Another important aspect of this book is that it is open access. In the last decade, the incredible rise in the cost of information has made much university-based quality research unavailable to the globe’s citizens. This book is part of the new movement that believes that publicly funded research must be made available at no additional charge to the public. Energy Management and the Environment: Challenges and the Future has its copyright in the creative commons, and is available to anyone to download at no cost. I am firmly convinced that this must be the wave of the future, and Athabasca University has committed itself to the open source, and open access movement by creating Canada’s first open access press, Athabasca University Press.
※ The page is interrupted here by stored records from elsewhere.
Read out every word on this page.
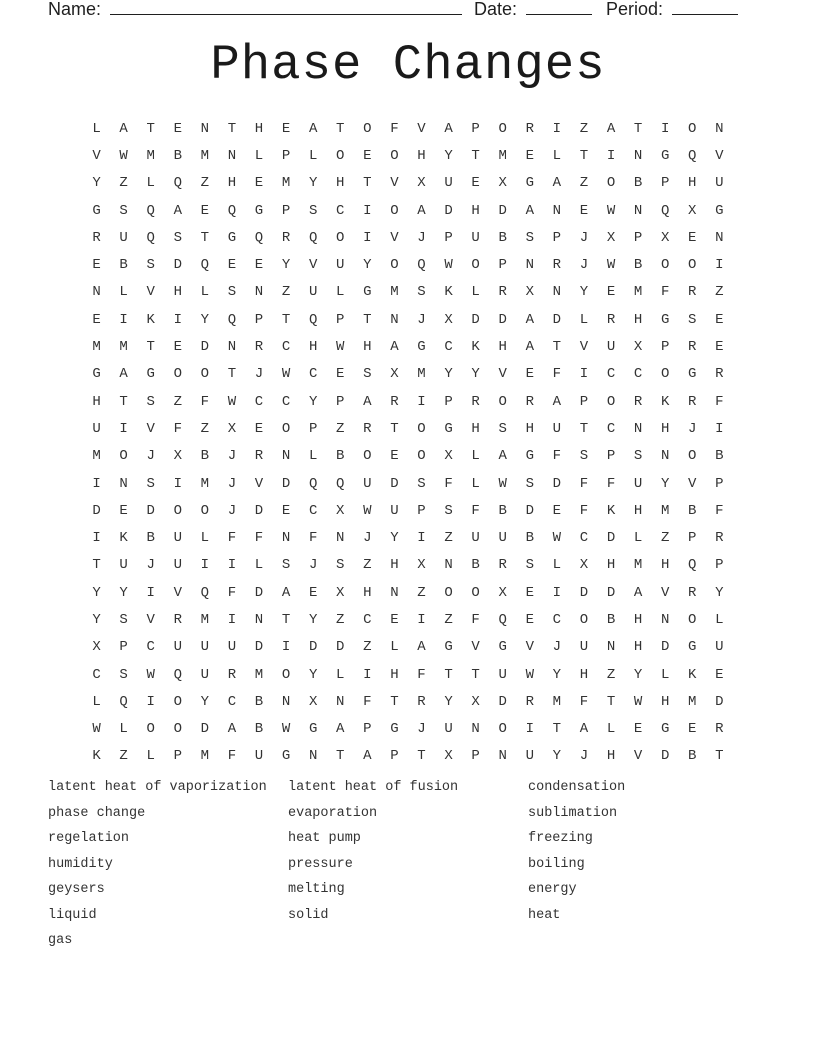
Name:	Date:	Period:
Phase Changes
L	A	T	E	N	T	H	E	A	T	O	F	V	A	P	O	R	I	Z	A	T	I	O	N
V	W	M	B	M	N	L	P	L	O	E	O	H	Y	T	M	E	L	T	I	N	G	Q	V
Y	Z	L	Q	Z	H	E	M	Y	H	T	V	X	U	E	X	G	A	Z	O	B	P	H	U
G	S	Q	A	E	Q	G	P	S	C	I	O	A	D	H	D	A	N	E	W	N	Q	X	G
R	U	Q	S	T	G	Q	R	Q	O	I	V	J	P	U	B	S	P	J	X	P	X	E	N
E	B	S	D	Q	E	E	Y	V	U	Y	O	Q	W	O	P	N	R	J	W	B	O	O	I
N	L	V	H	L	S	N	Z	U	L	G	M	S	K	L	R	X	N	Y	E	M	F	R	Z
E	I	K	I	Y	Q	P	T	Q	P	T	N	J	X	D	D	A	D	L	R	H	G	S	E
M	M	T	E	D	N	R	C	H	W	H	A	G	C	K	H	A	T	V	U	X	P	R	E
G	A	G	O	O	T	J	W	C	E	S	X	M	Y	Y	V	E	F	I	C	C	O	G	R
H	T	S	Z	F	W	C	C	Y	P	A	R	I	P	R	O	R	A	P	O	R	K	R	F
U	I	V	F	Z	X	E	O	P	Z	R	T	O	G	H	S	H	U	T	C	N	H	J	I
M	O	J	X	B	J	R	N	L	B	O	E	O	X	L	A	G	F	S	P	S	N	O	B
I	N	S	I	M	J	V	D	Q	Q	U	D	S	F	L	W	S	D	F	F	U	Y	V	P
D	E	D	O	O	J	D	E	C	X	W	U	P	S	F	B	D	E	F	K	H	M	B	F
I	K	B	U	L	F	F	N	F	N	J	Y	I	Z	U	U	B	W	C	D	L	Z	P	R
T	U	J	U	I	I	L	S	J	S	Z	H	X	N	B	R	S	L	X	H	M	H	Q	P
Y	Y	I	V	Q	F	D	A	E	X	H	N	Z	O	O	X	E	I	D	D	A	V	R	Y
Y	S	V	R	M	I	N	T	Y	Z	C	E	I	Z	F	Q	E	C	O	B	H	N	O	L
X	P	C	U	U	U	D	I	D	D	Z	L	A	G	V	G	V	J	U	N	H	D	G	U
C	S	W	Q	U	R	M	O	Y	L	I	H	F	T	T	U	W	Y	H	Z	Y	L	K	E
L	Q	I	O	Y	C	B	N	X	N	F	T	R	Y	X	D	R	M	F	T	W	H	M	D
W	L	O	O	D	A	B	W	G	A	P	G	J	U	N	O	I	T	A	L	E	G	E	R
K	Z	L	P	M	F	U	G	N	T	A	P	T	X	P	N	U	Y	J	H	V	D	B	T
latent heat of vaporization	latent heat of fusion	condensation
phase change	evaporation	sublimation
regelation	heat pump	freezing
humidity	pressure	boiling
geysers	melting	energy
liquid	solid	heat
gas
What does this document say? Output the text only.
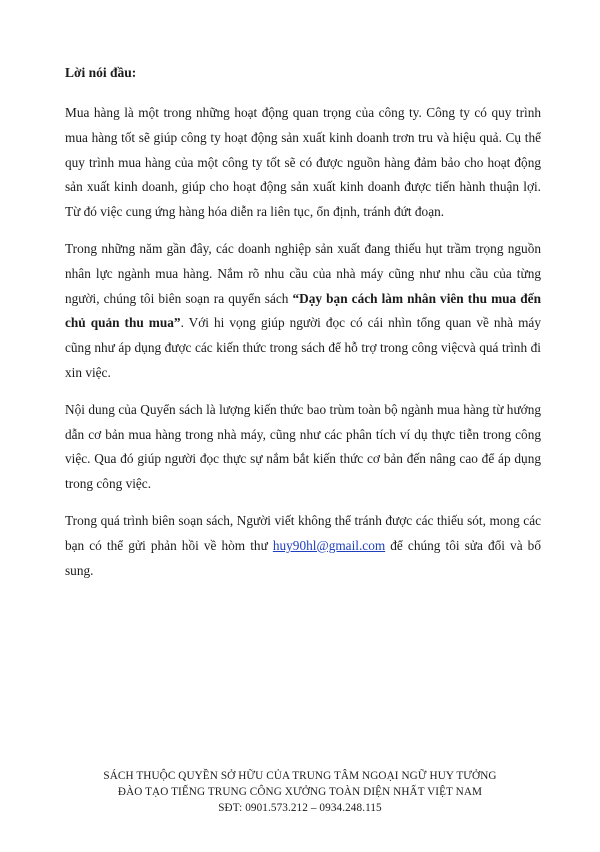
Lời nói đầu:

Mua hàng là một trong những hoạt động quan trọng của công ty. Công ty có quy trình mua hàng tốt sẽ giúp công ty hoạt động sản xuất kinh doanh trơn tru và hiệu quả. Cụ thể quy trình mua hàng của một công ty tốt sẽ có được nguồn hàng đảm bảo cho hoạt động sản xuất kinh doanh, giúp cho hoạt động sản xuất kinh doanh được tiến hành thuận lợi. Từ đó việc cung ứng hàng hóa diễn ra liên tục, ổn định, tránh đứt đoạn.

Trong những năm gần đây, các doanh nghiệp sản xuất đang thiếu hụt trầm trọng nguồn nhân lực ngành mua hàng. Nắm rõ nhu cầu của nhà máy cũng như nhu cầu của từng người, chúng tôi biên soạn ra quyển sách “Dạy bạn cách làm nhân viên thu mua đến chủ quản thu mua”. Với hi vọng giúp người đọc có cái nhìn tổng quan về nhà máy cũng như áp dụng được các kiến thức trong sách để hỗ trợ trong công việcvà quá trình đi xin việc.

Nội dung của Quyển sách là lượng kiến thức bao trùm toàn bộ ngành mua hàng từ hướng dẫn cơ bản mua hàng trong nhà máy, cũng như các phân tích ví dụ thực tiễn trong công việc. Qua đó giúp người đọc thực sự nắm bắt kiến thức cơ bản đến nâng cao để áp dụng trong công việc.

Trong quá trình biên soạn sách, Người viết không thể tránh được các thiếu sót, mong các bạn có thể gửi phản hồi về hòm thư huy90hl@gmail.com để chúng tôi sửa đổi và bổ sung.

SÁCH THUỘC QUYỀN SỞ HỮU CỦA TRUNG TÂM NGOẠI NGỮ HUY TƯỞNG
ĐÀO TẠO TIẾNG TRUNG CÔNG XƯỞNG TOÀN DIỆN NHẤT VIỆT NAM
SĐT: 0901.573.212 – 0934.248.115
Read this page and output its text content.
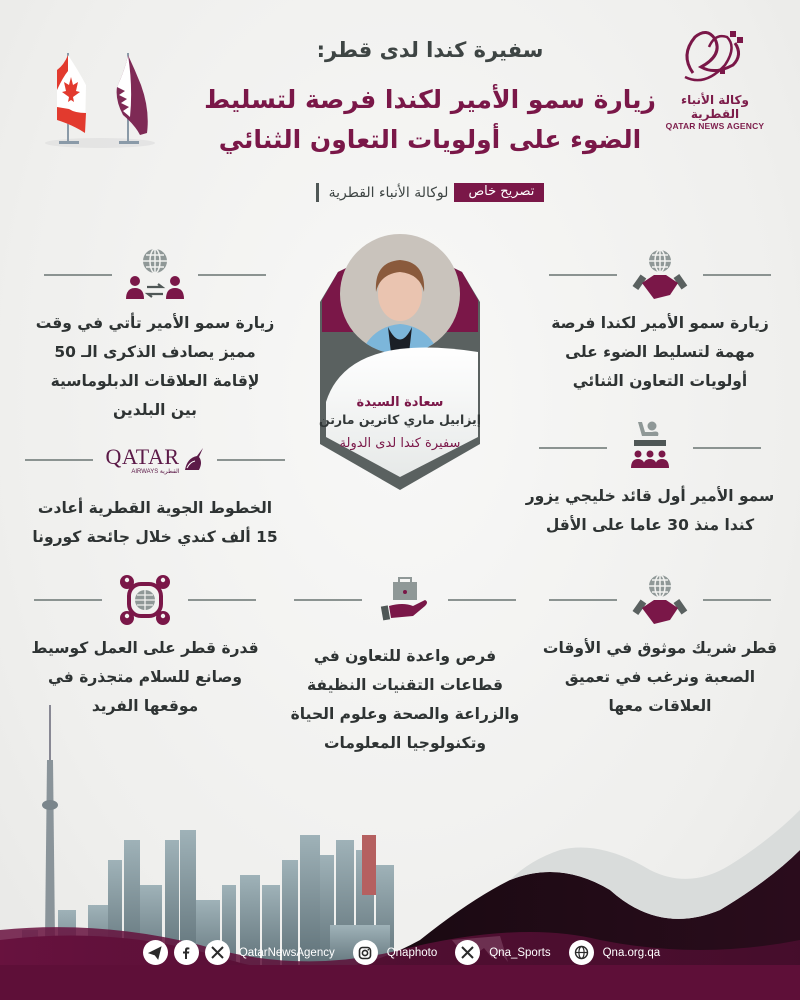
وكالة الأنباء القطرية
QATAR NEWS AGENCY
سفيرة كندا لدى قطر:
زيارة سمو الأمير لكندا فرصة لتسليط
الضوء على أولويات التعاون الثنائي
تصريح خاص
لوكالة الأنباء القطرية
سعادة السيدة
إيزابيل ماري كاترين مارتن
سفيرة كندا لدى الدولة
زيارة سمو الأمير لكندا فرصة
مهمة لتسليط الضوء على
أولويات التعاون الثنائي
زيارة سمو الأمير تأتي في وقت
مميز يصادف الذكرى الـ 50
لإقامة العلاقات الدبلوماسية
بين البلدين
سمو الأمير أول قائد خليجي يزور
كندا منذ 30 عاما على الأقل
QATAR
AIRWAYS القطرية
الخطوط الجوية القطرية أعادت
15 ألف كندي خلال جائحة كورونا
قطر شريك موثوق في الأوقات
الصعبة ونرغب في تعميق
العلاقات معها
فرص واعدة للتعاون في
قطاعات التقنيات النظيفة
والزراعة والصحة وعلوم الحياة
وتكنولوجيا المعلومات
قدرة قطر على العمل كوسيط
وصانع للسلام متجذرة في
موقعها الفريد
QatarNewsAgency	Qnaphoto	Qna_Sports	Qna.org.qa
Universities have a real obligation to provide research and insight to the problems facing their societies. In Alberta—and particularly in Northern Alberta, the home of Athabasca University—energy is the key economic driver and is causing impacts on its water resources, forests and wildlife that are not yet wholly understood. Sustainability and a more reasonable scale of oil sands exploitation are key to the province’s and nation’s survival.
The sustainability problem is evident in Athabasca’s backyard – and our faculty, students and alumni have made the most of their obligation to advance research that is relevant to the province and the region. Certainly their findings will help drive the newly founded Athabasca River Basin Research Institute at Athabasca University. Dr. Khare has more than helped push its mandate.
Not everyone will agree with everything that is said in the book, and that is as it should be. But if debate results in better solutions to achieving an environment of sustainability, then Energy Management and the Environment: Challenges and the Future will have been the success envisioned by its authors.